Templates live under `profiles/targets/templates/`:
- `cmis-browser-anonymous.json`
- `cmis-browser-basic-auth-env.json`
- `cmis-browser-basic-auth-file.json`
## Credential References
Secrets should not be committed to the repository or preserved in guide-board
artifacts.
Supported credential reference forms:
```text
null
env:CMIS_TCK_USER,CMIS_TCK_PASSWORD
file:/absolute/path/to/cmis-tck-credentials.json
```
Environment variables are useful for local runs:
```sh
export CMIS_TCK_USER='alice'
export CMIS_TCK_PASSWORD='local-secret'
```
File credentials use JSON:
```json
{
"user": "alice",
"password": "local-secret"
}
```
The ConsoleRunner adapter writes a private session properties file only for the
duration of the run and retains `session.properties.redacted` as the artifact.

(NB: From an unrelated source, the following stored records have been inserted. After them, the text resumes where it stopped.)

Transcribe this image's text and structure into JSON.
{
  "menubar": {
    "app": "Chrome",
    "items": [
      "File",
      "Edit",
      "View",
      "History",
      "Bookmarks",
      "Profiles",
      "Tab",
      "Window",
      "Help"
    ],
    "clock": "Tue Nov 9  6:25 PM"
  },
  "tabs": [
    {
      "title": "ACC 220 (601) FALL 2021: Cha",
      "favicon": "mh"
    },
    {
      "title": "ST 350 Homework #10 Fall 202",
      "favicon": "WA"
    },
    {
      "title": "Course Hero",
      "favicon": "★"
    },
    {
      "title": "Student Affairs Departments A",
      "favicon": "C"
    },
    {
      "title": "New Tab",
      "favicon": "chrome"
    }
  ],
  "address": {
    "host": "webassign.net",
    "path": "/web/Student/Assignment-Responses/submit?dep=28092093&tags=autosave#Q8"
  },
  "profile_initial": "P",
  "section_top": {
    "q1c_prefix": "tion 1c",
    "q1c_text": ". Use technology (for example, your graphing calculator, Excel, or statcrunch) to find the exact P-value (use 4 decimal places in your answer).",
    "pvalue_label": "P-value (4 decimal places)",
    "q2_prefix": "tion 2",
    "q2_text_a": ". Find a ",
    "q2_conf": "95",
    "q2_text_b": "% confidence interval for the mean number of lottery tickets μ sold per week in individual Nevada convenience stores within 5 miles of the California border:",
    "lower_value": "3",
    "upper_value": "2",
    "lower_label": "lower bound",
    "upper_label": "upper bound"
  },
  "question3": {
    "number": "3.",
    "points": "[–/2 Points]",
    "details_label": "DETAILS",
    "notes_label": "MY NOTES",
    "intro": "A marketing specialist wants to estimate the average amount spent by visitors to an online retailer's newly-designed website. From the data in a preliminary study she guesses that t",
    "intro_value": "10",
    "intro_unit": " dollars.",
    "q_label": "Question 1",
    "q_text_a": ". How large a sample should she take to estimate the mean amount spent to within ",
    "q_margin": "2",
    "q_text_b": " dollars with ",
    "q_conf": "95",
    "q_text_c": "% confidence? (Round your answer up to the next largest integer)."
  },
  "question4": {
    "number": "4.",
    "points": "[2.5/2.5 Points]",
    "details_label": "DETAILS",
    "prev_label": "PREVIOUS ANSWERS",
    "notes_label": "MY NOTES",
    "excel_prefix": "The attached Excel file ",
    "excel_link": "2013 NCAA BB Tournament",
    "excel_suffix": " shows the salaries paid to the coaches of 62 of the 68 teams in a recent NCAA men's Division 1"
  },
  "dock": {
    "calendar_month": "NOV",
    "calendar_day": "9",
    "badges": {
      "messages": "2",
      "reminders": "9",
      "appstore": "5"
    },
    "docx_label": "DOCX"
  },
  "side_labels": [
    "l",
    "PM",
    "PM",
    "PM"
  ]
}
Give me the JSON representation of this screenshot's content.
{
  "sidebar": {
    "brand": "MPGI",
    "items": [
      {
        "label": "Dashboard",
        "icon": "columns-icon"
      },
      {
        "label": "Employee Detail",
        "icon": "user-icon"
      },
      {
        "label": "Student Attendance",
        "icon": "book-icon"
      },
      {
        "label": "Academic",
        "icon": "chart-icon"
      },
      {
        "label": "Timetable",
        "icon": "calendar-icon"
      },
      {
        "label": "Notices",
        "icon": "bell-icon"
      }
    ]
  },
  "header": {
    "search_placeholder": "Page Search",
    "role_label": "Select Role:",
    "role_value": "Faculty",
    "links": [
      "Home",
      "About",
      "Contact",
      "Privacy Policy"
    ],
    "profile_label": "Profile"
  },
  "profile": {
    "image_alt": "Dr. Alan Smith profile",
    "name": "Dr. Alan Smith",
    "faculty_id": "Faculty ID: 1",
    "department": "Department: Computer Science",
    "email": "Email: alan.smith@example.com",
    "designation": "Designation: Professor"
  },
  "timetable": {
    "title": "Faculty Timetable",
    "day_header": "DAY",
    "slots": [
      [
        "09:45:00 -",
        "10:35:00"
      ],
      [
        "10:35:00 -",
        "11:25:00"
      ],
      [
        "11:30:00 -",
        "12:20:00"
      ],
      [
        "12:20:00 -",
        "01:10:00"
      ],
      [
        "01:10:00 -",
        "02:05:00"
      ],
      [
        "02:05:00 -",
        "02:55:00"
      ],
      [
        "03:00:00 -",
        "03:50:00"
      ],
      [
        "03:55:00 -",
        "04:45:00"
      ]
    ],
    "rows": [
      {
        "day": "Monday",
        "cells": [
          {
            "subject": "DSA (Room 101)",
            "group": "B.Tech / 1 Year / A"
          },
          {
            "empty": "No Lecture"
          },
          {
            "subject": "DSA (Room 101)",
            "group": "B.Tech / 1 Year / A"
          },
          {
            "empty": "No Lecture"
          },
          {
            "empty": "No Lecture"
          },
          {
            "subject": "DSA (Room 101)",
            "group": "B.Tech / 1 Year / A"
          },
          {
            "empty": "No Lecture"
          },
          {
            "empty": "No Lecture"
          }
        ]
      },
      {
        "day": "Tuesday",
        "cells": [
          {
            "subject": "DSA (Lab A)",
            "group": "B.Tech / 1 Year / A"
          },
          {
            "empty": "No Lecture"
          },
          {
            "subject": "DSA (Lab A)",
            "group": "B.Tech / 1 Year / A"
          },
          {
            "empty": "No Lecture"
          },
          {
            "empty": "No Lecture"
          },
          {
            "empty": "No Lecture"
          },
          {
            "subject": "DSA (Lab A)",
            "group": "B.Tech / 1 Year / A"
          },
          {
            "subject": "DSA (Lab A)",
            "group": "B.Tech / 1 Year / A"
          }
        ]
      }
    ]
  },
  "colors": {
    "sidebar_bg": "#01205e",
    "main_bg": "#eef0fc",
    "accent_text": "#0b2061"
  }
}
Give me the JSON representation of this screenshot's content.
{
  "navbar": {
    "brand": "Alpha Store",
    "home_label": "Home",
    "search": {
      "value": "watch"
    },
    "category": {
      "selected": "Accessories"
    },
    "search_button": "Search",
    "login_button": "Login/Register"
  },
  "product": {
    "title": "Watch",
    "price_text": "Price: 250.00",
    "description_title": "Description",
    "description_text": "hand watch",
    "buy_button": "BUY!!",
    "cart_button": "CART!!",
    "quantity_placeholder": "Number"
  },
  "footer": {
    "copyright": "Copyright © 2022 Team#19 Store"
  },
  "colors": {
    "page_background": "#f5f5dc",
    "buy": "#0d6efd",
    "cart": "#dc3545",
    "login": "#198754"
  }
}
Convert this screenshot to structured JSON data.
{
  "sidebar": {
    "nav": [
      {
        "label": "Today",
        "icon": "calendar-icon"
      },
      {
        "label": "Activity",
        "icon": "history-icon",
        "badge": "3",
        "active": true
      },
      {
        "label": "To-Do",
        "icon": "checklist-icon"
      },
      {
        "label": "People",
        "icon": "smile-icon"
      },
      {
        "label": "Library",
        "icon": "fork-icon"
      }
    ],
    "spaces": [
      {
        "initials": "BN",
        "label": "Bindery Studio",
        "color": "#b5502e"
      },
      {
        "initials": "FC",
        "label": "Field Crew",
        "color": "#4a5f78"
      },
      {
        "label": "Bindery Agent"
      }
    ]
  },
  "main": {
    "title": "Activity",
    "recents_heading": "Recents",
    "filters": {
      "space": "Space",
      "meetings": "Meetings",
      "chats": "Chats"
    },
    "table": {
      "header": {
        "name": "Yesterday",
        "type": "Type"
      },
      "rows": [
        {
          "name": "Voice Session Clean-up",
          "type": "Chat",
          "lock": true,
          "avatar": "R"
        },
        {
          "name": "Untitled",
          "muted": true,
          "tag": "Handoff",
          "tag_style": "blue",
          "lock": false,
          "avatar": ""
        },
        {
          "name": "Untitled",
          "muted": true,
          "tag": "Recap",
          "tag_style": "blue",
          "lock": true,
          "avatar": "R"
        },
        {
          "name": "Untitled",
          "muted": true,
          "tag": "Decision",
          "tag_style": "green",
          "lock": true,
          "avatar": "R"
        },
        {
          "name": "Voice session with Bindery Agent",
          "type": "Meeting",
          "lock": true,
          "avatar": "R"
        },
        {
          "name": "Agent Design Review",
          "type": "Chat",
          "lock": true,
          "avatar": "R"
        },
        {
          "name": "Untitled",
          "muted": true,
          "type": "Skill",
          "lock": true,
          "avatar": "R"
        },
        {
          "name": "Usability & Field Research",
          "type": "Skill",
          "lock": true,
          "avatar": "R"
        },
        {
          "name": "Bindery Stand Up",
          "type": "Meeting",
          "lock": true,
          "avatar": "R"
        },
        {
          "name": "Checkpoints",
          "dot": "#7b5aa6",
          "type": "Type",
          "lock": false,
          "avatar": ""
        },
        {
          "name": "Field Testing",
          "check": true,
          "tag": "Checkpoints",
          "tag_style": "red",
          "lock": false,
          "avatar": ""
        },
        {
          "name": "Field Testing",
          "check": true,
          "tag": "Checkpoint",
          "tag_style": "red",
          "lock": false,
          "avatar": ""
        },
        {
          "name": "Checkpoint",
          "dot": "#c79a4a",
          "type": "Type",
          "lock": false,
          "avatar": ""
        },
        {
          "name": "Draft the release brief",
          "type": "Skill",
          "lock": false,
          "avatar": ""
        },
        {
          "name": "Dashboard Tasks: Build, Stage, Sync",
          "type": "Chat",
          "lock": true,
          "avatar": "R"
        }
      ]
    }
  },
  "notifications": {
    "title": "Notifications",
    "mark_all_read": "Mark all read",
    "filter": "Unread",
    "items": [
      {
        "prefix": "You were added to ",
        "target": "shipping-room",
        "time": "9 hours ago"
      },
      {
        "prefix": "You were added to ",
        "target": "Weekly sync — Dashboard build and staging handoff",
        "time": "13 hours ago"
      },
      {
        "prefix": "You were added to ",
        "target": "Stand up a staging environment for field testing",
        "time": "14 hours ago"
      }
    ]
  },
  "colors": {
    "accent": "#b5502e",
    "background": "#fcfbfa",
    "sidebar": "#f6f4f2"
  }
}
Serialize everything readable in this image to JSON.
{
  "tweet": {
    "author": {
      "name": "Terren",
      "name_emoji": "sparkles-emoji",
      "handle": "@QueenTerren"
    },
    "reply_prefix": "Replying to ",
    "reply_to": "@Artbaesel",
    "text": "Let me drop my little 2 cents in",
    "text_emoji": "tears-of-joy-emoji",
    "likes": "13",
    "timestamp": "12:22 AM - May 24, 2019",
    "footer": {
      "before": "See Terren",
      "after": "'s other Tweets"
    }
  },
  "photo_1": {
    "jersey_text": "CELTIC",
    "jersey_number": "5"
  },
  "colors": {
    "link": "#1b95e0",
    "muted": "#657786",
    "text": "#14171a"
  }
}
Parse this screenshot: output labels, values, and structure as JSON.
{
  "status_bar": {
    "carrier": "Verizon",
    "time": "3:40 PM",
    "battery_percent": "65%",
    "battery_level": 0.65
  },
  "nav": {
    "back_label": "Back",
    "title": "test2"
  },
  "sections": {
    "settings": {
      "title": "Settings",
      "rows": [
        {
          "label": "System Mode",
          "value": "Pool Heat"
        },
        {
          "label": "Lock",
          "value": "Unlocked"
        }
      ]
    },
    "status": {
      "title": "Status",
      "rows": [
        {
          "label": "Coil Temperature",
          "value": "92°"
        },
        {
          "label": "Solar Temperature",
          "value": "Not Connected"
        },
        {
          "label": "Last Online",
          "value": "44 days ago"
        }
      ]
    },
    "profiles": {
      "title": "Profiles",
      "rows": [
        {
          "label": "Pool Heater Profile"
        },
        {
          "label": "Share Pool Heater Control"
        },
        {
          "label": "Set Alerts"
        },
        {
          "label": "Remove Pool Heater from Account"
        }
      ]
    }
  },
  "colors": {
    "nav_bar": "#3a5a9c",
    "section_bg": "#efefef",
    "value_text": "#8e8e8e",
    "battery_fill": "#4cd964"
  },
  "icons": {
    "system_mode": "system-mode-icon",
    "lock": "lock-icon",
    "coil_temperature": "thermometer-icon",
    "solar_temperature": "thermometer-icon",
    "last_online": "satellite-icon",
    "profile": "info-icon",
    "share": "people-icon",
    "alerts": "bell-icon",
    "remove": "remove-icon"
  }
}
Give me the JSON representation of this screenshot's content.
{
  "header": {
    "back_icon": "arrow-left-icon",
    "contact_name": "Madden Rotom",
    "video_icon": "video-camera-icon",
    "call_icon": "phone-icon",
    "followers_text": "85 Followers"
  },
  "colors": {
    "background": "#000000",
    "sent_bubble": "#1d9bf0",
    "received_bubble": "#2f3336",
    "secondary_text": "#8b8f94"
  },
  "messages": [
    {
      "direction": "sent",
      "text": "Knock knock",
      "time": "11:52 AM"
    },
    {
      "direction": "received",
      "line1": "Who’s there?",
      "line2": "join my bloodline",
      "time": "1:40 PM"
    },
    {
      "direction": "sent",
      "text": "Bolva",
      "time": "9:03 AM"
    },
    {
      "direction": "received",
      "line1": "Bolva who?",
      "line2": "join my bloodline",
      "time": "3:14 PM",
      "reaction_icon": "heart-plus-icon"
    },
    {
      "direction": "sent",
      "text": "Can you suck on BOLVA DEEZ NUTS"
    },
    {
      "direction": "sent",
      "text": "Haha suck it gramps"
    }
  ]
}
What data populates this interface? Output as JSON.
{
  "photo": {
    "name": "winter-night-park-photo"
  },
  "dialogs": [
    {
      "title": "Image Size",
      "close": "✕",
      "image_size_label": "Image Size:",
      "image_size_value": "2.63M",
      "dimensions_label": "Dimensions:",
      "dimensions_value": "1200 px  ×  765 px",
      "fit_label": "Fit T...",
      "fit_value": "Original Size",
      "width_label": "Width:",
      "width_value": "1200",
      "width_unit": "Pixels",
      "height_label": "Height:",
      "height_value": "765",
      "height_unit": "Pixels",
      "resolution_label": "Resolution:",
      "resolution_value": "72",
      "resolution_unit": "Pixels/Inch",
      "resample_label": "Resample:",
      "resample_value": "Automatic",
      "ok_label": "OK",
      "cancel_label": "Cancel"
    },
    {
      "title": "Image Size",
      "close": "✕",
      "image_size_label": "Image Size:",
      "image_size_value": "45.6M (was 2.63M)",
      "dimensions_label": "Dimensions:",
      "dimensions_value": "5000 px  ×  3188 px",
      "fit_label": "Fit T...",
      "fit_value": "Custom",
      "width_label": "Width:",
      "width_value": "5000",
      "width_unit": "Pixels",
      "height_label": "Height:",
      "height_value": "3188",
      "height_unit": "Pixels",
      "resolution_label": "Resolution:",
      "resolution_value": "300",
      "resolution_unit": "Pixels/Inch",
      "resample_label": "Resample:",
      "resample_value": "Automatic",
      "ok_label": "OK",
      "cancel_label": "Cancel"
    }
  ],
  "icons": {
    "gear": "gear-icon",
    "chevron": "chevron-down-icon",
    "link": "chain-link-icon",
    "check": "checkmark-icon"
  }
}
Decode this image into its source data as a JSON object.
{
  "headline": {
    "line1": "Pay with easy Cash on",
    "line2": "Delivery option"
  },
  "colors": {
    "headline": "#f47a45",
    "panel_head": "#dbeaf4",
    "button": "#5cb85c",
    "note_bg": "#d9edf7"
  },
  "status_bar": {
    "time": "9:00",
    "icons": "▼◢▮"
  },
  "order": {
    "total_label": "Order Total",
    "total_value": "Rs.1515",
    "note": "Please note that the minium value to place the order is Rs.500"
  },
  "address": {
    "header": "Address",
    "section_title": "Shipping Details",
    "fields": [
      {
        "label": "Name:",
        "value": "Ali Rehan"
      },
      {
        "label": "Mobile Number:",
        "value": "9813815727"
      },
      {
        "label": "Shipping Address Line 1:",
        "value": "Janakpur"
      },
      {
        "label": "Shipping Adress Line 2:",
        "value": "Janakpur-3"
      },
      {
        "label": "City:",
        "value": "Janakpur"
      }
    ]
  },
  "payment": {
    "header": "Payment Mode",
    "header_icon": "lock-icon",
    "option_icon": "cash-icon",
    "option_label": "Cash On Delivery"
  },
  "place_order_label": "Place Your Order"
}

Validate target profiles through guide-board before running:
```sh
cd ../guide-board
PYTHONPATH=src python3 -m guide_board \
profile validate-target \
../open-cmis-tck/profiles/targets/kontextual-cmis-compat.json
```
## Assessment Runtime Fields
Repository selection and harness execution settings live in the assessment
profile because they are run policy, not target identity:
```json
{
"runtime_policy": {
"offline": false,
"timeout_seconds": 300,
"opencmis_tck": {
"repository_id": "compat-tck",
"requires_java_maven": true,
"command": [
"python3",
"{extension_path}/adapters/opencmis_console_adapter.py",
"--browser-url",
"{browser_url}",
"--repository-id",
"{repository_id}",
"--check-group",
"{check_group}",
"--artifact-dir",
"{artifact_dir}",
"--run-dir",
"{run_dir}",
"--extension-path",
"{extension_path}",
"--credentials-ref",
"{credentials_ref}",
"--target-profile-dir",
"{target_profile_dir}",
"--timeout-seconds",
"{timeout_seconds}"
]
}
}
}
```
`repository_id` is optional for preflight. If omitted, preflight selects the
first repository from the Browser Binding service document. A real TCK command
usually needs it.
`command` is optional. When absent, the wrapper reports
`tck_invocation_not_configured` as a structured, expected bootstrap blocker.
## Diagnostics
Use the extension helper from tests or local scripts:
```python
from open_cmis_tck.profile import validate_cmis_profile_config
diagnostics = validate_cmis_profile_config(target_profile, assessment_profile)
```
The result contains `status`, `diagnostics`, and the interpreted `cmis_config`.
Diagnostics are intentionally actionable: they point to the field that should be
changed and explain what the extension expects.